Identification of novel genes repressed by c-Myc and DNA promoter hypermetylation. (a) Scatter plot showing the fold change in expression in 209myc AZA relative to 209myc (Y axis) and H209 relative to 209myc cells (X axis). Each spot on the scatter plot represents one probe on the microarray.
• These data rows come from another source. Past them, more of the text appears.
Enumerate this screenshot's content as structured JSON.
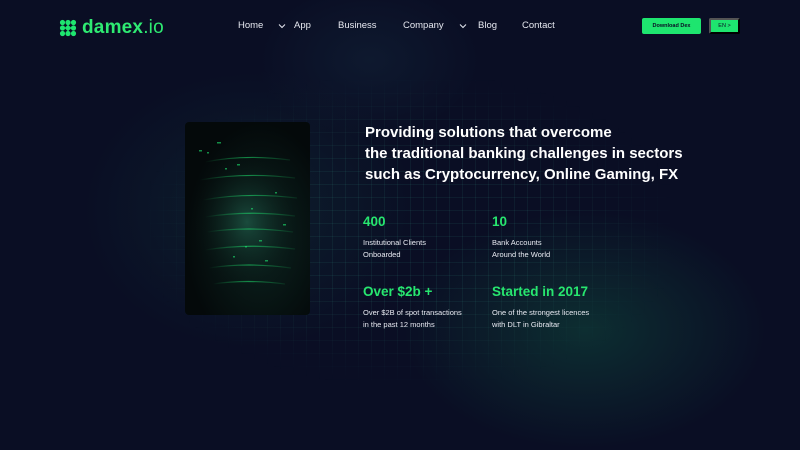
{
  "brand": {
    "name": "damex",
    "tld": ".io",
    "accent_color": "#1ee56f",
    "background_color": "#0a0e24",
    "logo_icon": "damex-flower-logo-icon"
  },
  "nav": {
    "items": [
      {
        "label": "Home",
        "has_dropdown": true
      },
      {
        "label": "App",
        "has_dropdown": false
      },
      {
        "label": "Business",
        "has_dropdown": false
      },
      {
        "label": "Company",
        "has_dropdown": true
      },
      {
        "label": "Blog",
        "has_dropdown": false
      },
      {
        "label": "Contact",
        "has_dropdown": false
      }
    ],
    "download_button": "Download Dex",
    "language_button": "EN >"
  },
  "hero": {
    "headline_lines": [
      "Providing solutions that overcome",
      "the traditional banking challenges in sectors",
      "such as Cryptocurrency, Online Gaming, FX"
    ]
  },
  "stats": [
    {
      "value": "400",
      "desc_lines": [
        "Institutional Clients",
        "Onboarded"
      ]
    },
    {
      "value": "10",
      "desc_lines": [
        "Bank Accounts",
        "Around the World"
      ]
    },
    {
      "value": "Over $2b +",
      "desc_lines": [
        "Over $2B of spot transactions",
        "in the past 12 months"
      ]
    },
    {
      "value": "Started in 2017",
      "desc_lines": [
        "One of the strongest licences",
        "with DLT in Gibraltar"
      ]
    }
  ]
}
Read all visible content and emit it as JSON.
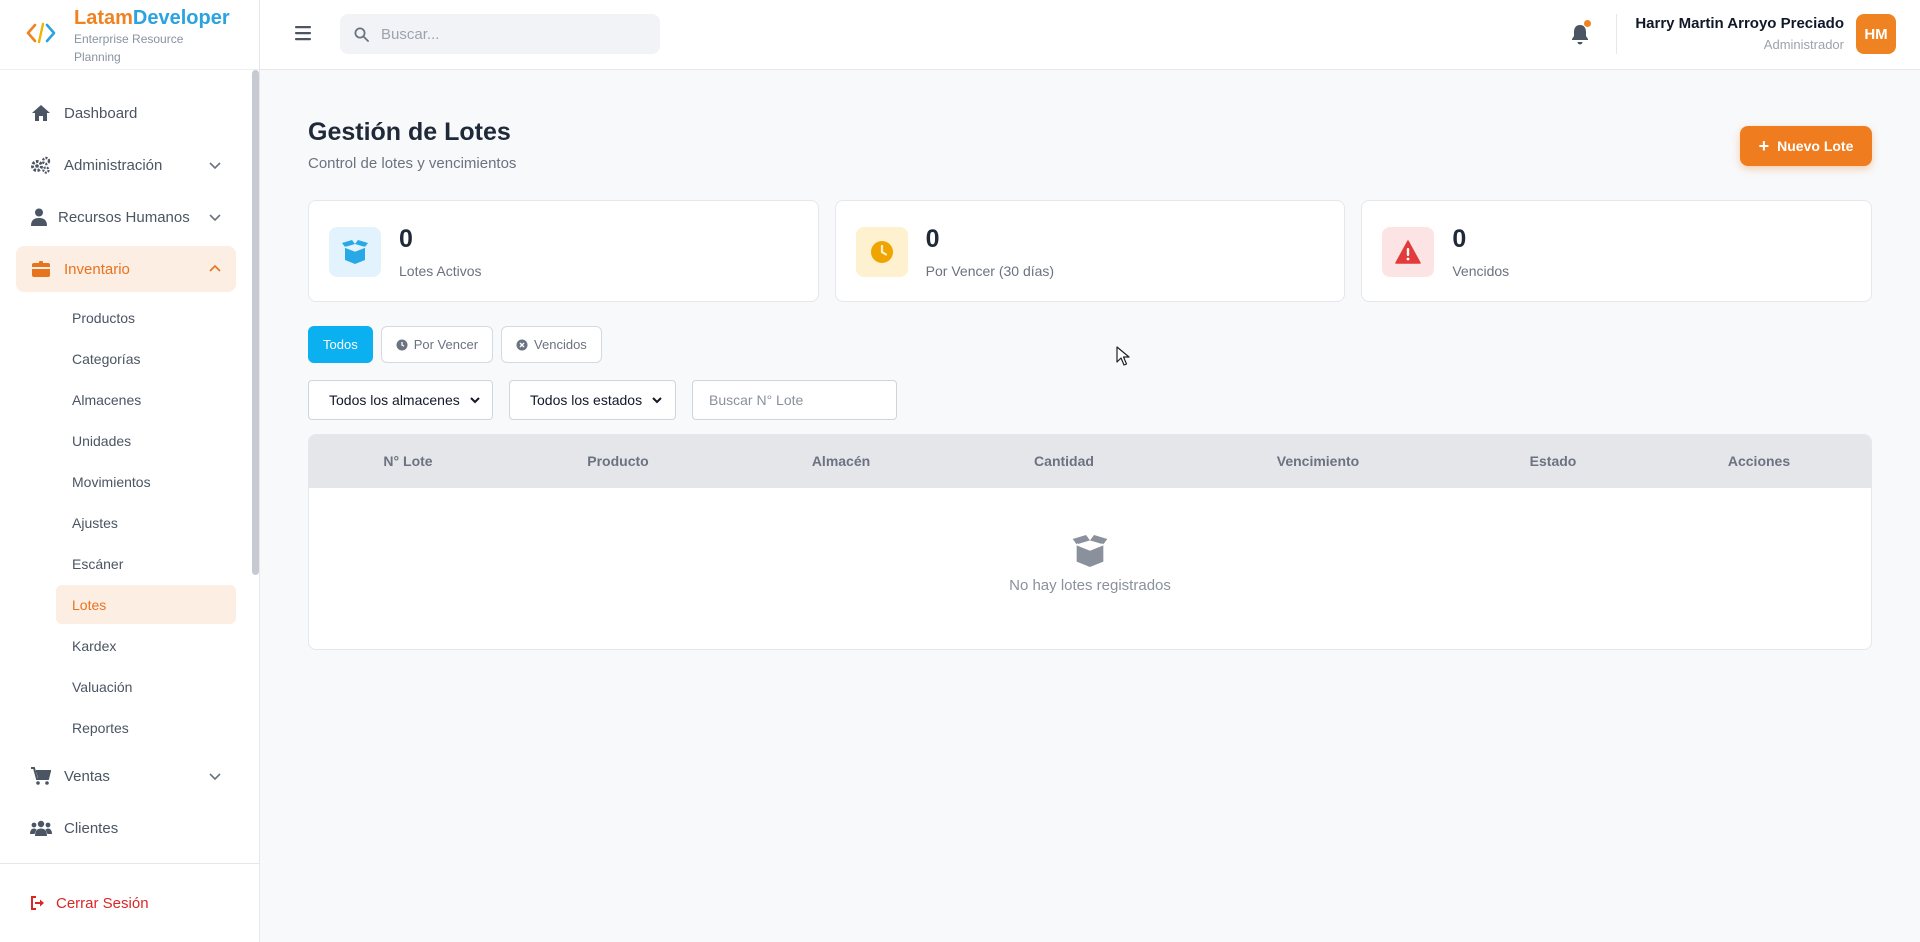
{
  "brand": {
    "name_part1": "Latam",
    "name_part2": "Developer",
    "subtitle": "Enterprise Resource Planning"
  },
  "sidebar": {
    "items": [
      {
        "label": "Dashboard",
        "icon": "home-icon"
      },
      {
        "label": "Administración",
        "icon": "cogs-icon",
        "expandable": true
      },
      {
        "label": "Recursos Humanos",
        "icon": "user-tie-icon",
        "expandable": true
      },
      {
        "label": "Inventario",
        "icon": "boxes-icon",
        "expandable": true,
        "expanded": true,
        "active": true
      },
      {
        "label": "Ventas",
        "icon": "cart-icon",
        "expandable": true
      },
      {
        "label": "Clientes",
        "icon": "users-icon"
      }
    ],
    "inventario_sub": [
      "Productos",
      "Categorías",
      "Almacenes",
      "Unidades",
      "Movimientos",
      "Ajustes",
      "Escáner",
      "Lotes",
      "Kardex",
      "Valuación",
      "Reportes"
    ],
    "active_sub": "Lotes",
    "logout_label": "Cerrar Sesión"
  },
  "topbar": {
    "search_placeholder": "Buscar...",
    "user_name": "Harry Martin Arroyo Preciado",
    "user_role": "Administrador",
    "avatar_initials": "HM"
  },
  "page": {
    "title": "Gestión de Lotes",
    "subtitle": "Control de lotes y vencimientos",
    "new_button": "Nuevo Lote"
  },
  "stats": [
    {
      "value": "0",
      "label": "Lotes Activos",
      "icon": "box-open-icon",
      "color": "#29a8e8",
      "bg": "#e3f3fd"
    },
    {
      "value": "0",
      "label": "Por Vencer (30 días)",
      "icon": "clock-icon",
      "color": "#f0a400",
      "bg": "#fdf1cf"
    },
    {
      "value": "0",
      "label": "Vencidos",
      "icon": "warning-icon",
      "color": "#e23b3b",
      "bg": "#fde4e4"
    }
  ],
  "tabs": [
    {
      "label": "Todos",
      "active": true
    },
    {
      "label": "Por Vencer",
      "icon": "clock-icon"
    },
    {
      "label": "Vencidos",
      "icon": "times-circle-icon"
    }
  ],
  "filters": {
    "warehouse": "Todos los almacenes",
    "status": "Todos los estados",
    "lot_placeholder": "Buscar N° Lote"
  },
  "table": {
    "columns": [
      "N° Lote",
      "Producto",
      "Almacén",
      "Cantidad",
      "Vencimiento",
      "Estado",
      "Acciones"
    ],
    "empty_text": "No hay lotes registrados"
  },
  "colors": {
    "accent": "#ef7d1f",
    "primary_tab": "#0ab0f0",
    "danger": "#dc2626"
  }
}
Probes for which the signal decreased because of c-Myc and increased as a result of 5-aza-2′-azadeoxycitidine treatment (fold change of at least 1.41) are located in the box on the top right hand side of the scatter plot. DNAJA4, TRIM59 and TGFβi are highlighted. (b, left panel) Real-time RT–PCR analysis of 36/185 CpG island-containing genes. RHO and BCAM were also included as controls (both genes were in the original list of 264-candidate genes) but have no CpG islands. Data are expressed as fold change in expression (log scale) relative to glyceraldehyde 3-phosphate dehydrogenase (GAPDH). (b, right panel) Gel-based RT–PCR shows that DNAJA4, TRIM59 and TGFβi were expressed in H209, silenced in 209myc and re-expressed in 209myc AZA. SP5, DKK3, ITM2C are control genes that showed only mild change in the real-time RT–PCR. GAPDH was used as a control. A negative control in which no reverse transcriptase was used in the cDNA synthesis is included (no RT).

Figure 7

Newly identified genes are silenced by DNA promoter hypermethylation. (a) Methylation-specific PCR (MSP) was used to assess the methylation status of DNAJA4, TRIM59 and TGFβi in cells lacking de novo methylation (DKO), an in vitro methylated DNA control (IVD), H209, 209myc and 209myc AZA as well as a water control. A signal in the U lane indicates an unmethylated promoter, a signal in the M lane identifies methylated promoter and a signal in both lanes suggests that the promoter is either hemimethylated or that a portion of the alleles are fully unmethylated while the rest is fully unmethylated. (b–d) Genomic bisulfite sequencing was employed to map out promoter methylation of CGs at DNAJA4, TRIM59 and TGFβi promoters in H209, 209myc and 209myc AZA cells. Arrows indicate the CGs, which were assessed by MSP analysis.